PG&E executives have acknowledged past security flaws and have committed to making radical changes, many of which have been demanded by courts, legislators and regulators. The company recently replaced most of its board members and appointed an interim chief executive officer.

Last month, the California Public Utilities Commission approved the latest wildfire prevention strategies from PG&E and other utility companies. “It will all come down to performance in the moment,” said Rachel Peterson, deputy executive director of the commission for safety and compliance policy, about PG&E’s work to reduce fire risks. “We just won’t know until the first event occurs.”

In Calistoga, company representatives were interested in showing a microgrid powered by a diesel generator to keep the lights on for about 800 customers when PG&E turns off power in the area to prevent fires. (Several other microgrids are almost ready in other parts of the company’s service area.)

Parts of Calistoga were under evacuation orders last October when the Kincade fire destroyed nearly 400 buildings and injured four people. State investigators said Thursday that the fire had been caused by the PG&E team.
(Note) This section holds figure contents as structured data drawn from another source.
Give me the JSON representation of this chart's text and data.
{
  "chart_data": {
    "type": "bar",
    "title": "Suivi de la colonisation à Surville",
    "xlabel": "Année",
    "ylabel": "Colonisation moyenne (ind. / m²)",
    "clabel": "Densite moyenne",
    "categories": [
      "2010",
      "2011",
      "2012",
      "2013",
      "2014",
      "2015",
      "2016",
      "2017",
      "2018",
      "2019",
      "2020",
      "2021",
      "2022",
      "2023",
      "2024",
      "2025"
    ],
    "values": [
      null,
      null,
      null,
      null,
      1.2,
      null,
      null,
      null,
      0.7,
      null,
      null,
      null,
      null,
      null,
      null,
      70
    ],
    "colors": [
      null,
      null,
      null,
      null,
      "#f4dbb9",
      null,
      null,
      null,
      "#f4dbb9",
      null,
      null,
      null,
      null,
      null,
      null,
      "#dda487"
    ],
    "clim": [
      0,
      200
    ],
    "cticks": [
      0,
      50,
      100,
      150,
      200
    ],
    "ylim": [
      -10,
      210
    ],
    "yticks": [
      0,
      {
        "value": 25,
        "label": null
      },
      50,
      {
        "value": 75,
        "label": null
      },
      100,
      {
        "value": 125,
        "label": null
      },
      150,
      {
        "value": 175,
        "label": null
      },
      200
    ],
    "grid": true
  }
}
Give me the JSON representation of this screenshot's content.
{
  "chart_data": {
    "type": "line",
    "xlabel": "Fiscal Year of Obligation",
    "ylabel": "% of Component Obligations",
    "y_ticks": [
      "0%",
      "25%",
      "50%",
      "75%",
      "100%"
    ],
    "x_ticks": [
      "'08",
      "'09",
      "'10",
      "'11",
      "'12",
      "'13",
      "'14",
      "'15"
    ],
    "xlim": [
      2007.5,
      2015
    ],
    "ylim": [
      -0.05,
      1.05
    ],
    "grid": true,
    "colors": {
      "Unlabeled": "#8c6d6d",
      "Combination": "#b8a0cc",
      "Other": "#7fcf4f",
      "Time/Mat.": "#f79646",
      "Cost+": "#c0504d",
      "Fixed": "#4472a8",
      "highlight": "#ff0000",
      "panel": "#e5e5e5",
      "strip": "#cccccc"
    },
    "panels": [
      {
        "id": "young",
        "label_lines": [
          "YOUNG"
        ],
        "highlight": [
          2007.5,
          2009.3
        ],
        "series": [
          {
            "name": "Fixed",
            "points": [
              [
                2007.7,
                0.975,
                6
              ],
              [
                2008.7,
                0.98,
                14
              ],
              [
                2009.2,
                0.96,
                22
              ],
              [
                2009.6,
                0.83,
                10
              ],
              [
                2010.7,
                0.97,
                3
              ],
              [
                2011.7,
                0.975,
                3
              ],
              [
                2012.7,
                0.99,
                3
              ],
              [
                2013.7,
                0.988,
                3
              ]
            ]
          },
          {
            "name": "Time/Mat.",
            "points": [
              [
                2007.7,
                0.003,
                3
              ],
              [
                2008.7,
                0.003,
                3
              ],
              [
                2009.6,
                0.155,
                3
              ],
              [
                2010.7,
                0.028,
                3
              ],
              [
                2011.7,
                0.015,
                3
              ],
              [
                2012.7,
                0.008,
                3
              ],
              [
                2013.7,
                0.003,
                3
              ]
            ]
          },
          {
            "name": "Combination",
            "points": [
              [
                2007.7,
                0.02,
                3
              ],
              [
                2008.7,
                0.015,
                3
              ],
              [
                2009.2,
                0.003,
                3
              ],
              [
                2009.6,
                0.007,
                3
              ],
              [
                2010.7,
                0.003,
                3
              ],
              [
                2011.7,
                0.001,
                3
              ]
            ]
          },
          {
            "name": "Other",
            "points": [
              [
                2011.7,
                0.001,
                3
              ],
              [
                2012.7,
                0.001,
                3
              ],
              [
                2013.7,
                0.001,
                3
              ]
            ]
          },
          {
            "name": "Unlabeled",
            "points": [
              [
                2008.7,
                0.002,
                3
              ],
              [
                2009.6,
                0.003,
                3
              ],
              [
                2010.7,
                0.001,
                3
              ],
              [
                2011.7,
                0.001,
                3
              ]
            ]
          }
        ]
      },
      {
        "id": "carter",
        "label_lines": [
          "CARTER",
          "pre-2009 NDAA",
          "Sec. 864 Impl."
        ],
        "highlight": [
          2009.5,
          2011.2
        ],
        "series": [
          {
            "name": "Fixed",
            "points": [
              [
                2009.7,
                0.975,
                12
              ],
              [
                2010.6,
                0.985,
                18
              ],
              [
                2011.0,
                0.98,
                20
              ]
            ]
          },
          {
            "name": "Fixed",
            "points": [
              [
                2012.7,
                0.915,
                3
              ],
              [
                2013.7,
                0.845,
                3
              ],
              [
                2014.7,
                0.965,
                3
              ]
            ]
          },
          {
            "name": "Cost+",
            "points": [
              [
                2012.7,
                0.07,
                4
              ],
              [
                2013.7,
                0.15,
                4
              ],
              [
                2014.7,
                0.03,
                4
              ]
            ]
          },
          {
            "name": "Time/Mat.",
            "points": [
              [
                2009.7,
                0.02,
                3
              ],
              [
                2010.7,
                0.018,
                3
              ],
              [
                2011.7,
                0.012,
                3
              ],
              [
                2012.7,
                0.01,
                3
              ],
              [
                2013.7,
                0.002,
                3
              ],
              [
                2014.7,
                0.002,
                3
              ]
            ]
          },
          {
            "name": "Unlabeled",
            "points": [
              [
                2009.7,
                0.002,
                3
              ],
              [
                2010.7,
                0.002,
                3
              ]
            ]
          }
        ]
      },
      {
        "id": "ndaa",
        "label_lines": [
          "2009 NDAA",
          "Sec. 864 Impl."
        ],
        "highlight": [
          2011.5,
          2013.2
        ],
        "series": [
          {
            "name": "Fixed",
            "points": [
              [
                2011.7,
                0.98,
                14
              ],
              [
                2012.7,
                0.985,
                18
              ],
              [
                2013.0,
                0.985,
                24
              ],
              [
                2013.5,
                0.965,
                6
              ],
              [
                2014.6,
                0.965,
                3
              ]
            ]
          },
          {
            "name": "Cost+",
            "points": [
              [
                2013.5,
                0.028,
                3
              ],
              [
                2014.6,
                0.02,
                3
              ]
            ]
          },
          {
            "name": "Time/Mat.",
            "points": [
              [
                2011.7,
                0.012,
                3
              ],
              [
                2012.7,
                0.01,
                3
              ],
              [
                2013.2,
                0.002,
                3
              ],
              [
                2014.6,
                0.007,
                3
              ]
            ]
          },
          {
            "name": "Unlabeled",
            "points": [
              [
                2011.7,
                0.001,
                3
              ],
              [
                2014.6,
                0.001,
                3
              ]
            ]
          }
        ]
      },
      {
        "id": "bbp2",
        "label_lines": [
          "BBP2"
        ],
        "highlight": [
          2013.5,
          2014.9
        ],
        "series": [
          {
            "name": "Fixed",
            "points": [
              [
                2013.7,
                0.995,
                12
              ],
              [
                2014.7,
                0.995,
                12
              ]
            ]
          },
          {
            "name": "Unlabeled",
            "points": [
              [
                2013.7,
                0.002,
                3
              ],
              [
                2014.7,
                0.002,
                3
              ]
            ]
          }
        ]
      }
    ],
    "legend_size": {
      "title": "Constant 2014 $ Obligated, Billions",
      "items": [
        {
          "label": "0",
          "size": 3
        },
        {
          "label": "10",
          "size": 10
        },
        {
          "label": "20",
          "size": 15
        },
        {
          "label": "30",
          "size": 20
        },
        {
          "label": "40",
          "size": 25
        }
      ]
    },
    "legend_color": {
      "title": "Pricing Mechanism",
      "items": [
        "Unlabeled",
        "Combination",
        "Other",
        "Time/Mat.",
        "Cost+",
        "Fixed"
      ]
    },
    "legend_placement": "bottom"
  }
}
Scott Newman’s family lost six houses and three farm buildings on a 500-acre property west of Calistoga. The Newmans have lived on the property since 1962 and are being rebuilt.

Mr. Newman regularly reviews a PG&E website that presents data from the approximately 700 new weather stations that the company has installed in his territory, and tries to keep neighbors informed about potential fire hazards. He said the success of the PG&E security updates was crucial for his family and others who depended on agriculture.

“PG&E has to do better,” said Newman. “I do see your efforts. I hope not only to be naive. Frankly, I have a lot of rebuilding to do. I don’t have time to review them.